Di Balik Layar VCS, Jebakan Pemerasan yang Menghantui

Di Balik Layar VCS

Jakarta, 7 Mei 2025Di era digital yang semakin terhubung, segala aktivitas manusia kini dapat dilakukan secara daring — termasuk yang bersifat personal dan intim. Salah satu fenomena yang makin marak adalah Video Call Seksual atau yang lebih dikenal dengan istilah VCS. Namun, di balik aktivitas yang terlihat ‘sukarela’ itu, tersembunyi jebakan mengerikan: pemerasan digital atau sextortion.

Apa Itu VCS dan Mengapa Banyak yang Terjebak?

VCS adalah aktivitas seksual berbasis video call yang dilakukan antar dua pihak, baik saling mengenal maupun anonim. Fenomena ini mulai meningkat drastis seiring maraknya aplikasi pertemanan, media sosial, hingga layanan chatting instan.

Sayangnya, dalam banyak kasus, VCS dilakukan tanpa pemikiran panjang, hanya didorong oleh rasa penasaran, kesepian, atau bujukan dari pihak lain yang tampak meyakinkan dan ‘baik-baik’ di awal.

Di sinilah titik rawan itu muncul: rekaman video atau tangkapan layar dari sesi VCS bisa dengan mudah dimanfaatkan sebagai senjata untuk memeras korban.

Modus Pemerasan Digital yang Umum Terjadi

  1. Bermula dari Rayuan dan Rasa Aman Palsu
    Pelaku biasanya membangun komunikasi intens, menciptakan kesan romantis, dan membujuk korban melakukan VCS. Banyak pelaku menggunakan identitas palsu atau bahkan wajah orang lain.

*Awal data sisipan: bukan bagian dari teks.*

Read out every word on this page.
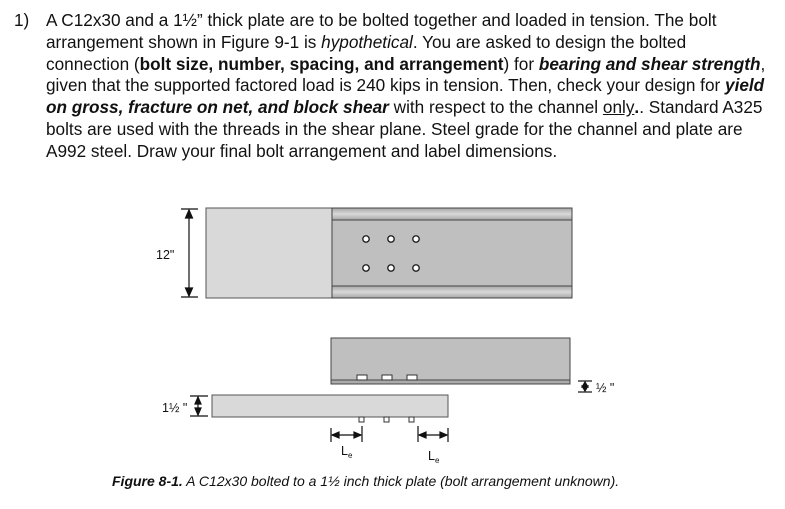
1) A C12x30 and a 1½” thick plate are to be bolted together and loaded in tension. The bolt arrangement shown in Figure 9-1 is hypothetical. You are asked to design the bolted connection (bolt size, number, spacing, and arrangement) for bearing and shear strength, given that the supported factored load is 240 kips in tension. Then, check your design for yield on gross, fracture on net, and block shear with respect to the channel only.. Standard A325 bolts are used with the threads in the shear plane. Steel grade for the channel and plate are A992 steel. Draw your final bolt arrangement and label dimensions.
12"
½ "
1½ "
$L_e$	$L_e$
Figure 8-1. A C12x30 bolted to a 1½ inch thick plate (bolt arrangement unknown).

  2. Rekam Diam-Diam atau Dengan Persetujuan Terselubung
    Saat sesi berlangsung, pelaku merekam aktivitas korban. Kadang korban tidak sadar, atau merasa percaya bahwa sesi tersebut ‘pribadi’.

  3. Ancaman Menyebarkan Video
    Setelah rekaman didapat, pelaku akan menghubungi kembali korban dengan ancaman: jika tidak mengirim uang, pulsa, atau melakukan hal lain, video tersebut akan disebar ke teman, keluarga, bahkan di media sosial.

  4. Korban Terjebak dalam Siklus Ketakutan dan Kepatuhan
    Banyak korban akhirnya menuruti permintaan pelaku berulang kali karena takut nama baik dan reputasi hancur.

Siapa Saja yang Jadi Korban?

Tidak hanya remaja atau orang dewasa muda, semua kalangan bisa jadi korban, termasuk profesional, pejabat, bahkan tokoh publik. Fenomena ini melintasi batas gender: baik pria maupun wanita bisa terperangkap.

Menurut laporan Lembaga Siber Nasional (2024), terdapat lebih dari 3.000 laporan kasus sextortion terkait VCS di Indonesia dalam setahun terakhir — dan itu belum termasuk yang tidak dilaporkan karena korban malu atau takut.

Mengapa Korban Sulit Melapor?

  • Rasa malu dan takut akan penilaian sosial.

  • Stigma korban yang justru disalahkan karena dianggap “ceroboh”.

  • Kurangnya pemahaman hukum mengenai hak digital dan pemerasan daring.

  • Pelaku seringkali menggunakan akun anonim atau dari luar negeri, membuat pelacakan sulit dilakukan.

Langkah Perlindungan Diri dan Pencegahan

1. Jangan Pernah Berbagi Konten Intim Secara Daring

Meskipun dengan pasangan yang dipercaya, ingat bahwa data digital sangat mudah dicuri, disimpan, atau disebarkan.

2. Waspadai Rayuan di Dunia Maya

Jika seseorang yang baru dikenal secara online terlalu cepat membahas hal seksual atau mengajak VCS, itu pertanda bahaya.

3. Gunakan Identitas Palsu? Jangan Termakan

Wajah cantik/tampan bisa palsu. Pelaku sering menggunakan foto orang lain atau deepfake untuk memancing korban.

4. Pasang Perlindungan Privasi Digital

Gunakan aplikasi komunikasi yang aman, aktifkan notifikasi perekaman layar (jika ada), dan hindari menunjukkan wajah atau ciri fisik jelas dalam percakapan daring yang bersifat pribadi.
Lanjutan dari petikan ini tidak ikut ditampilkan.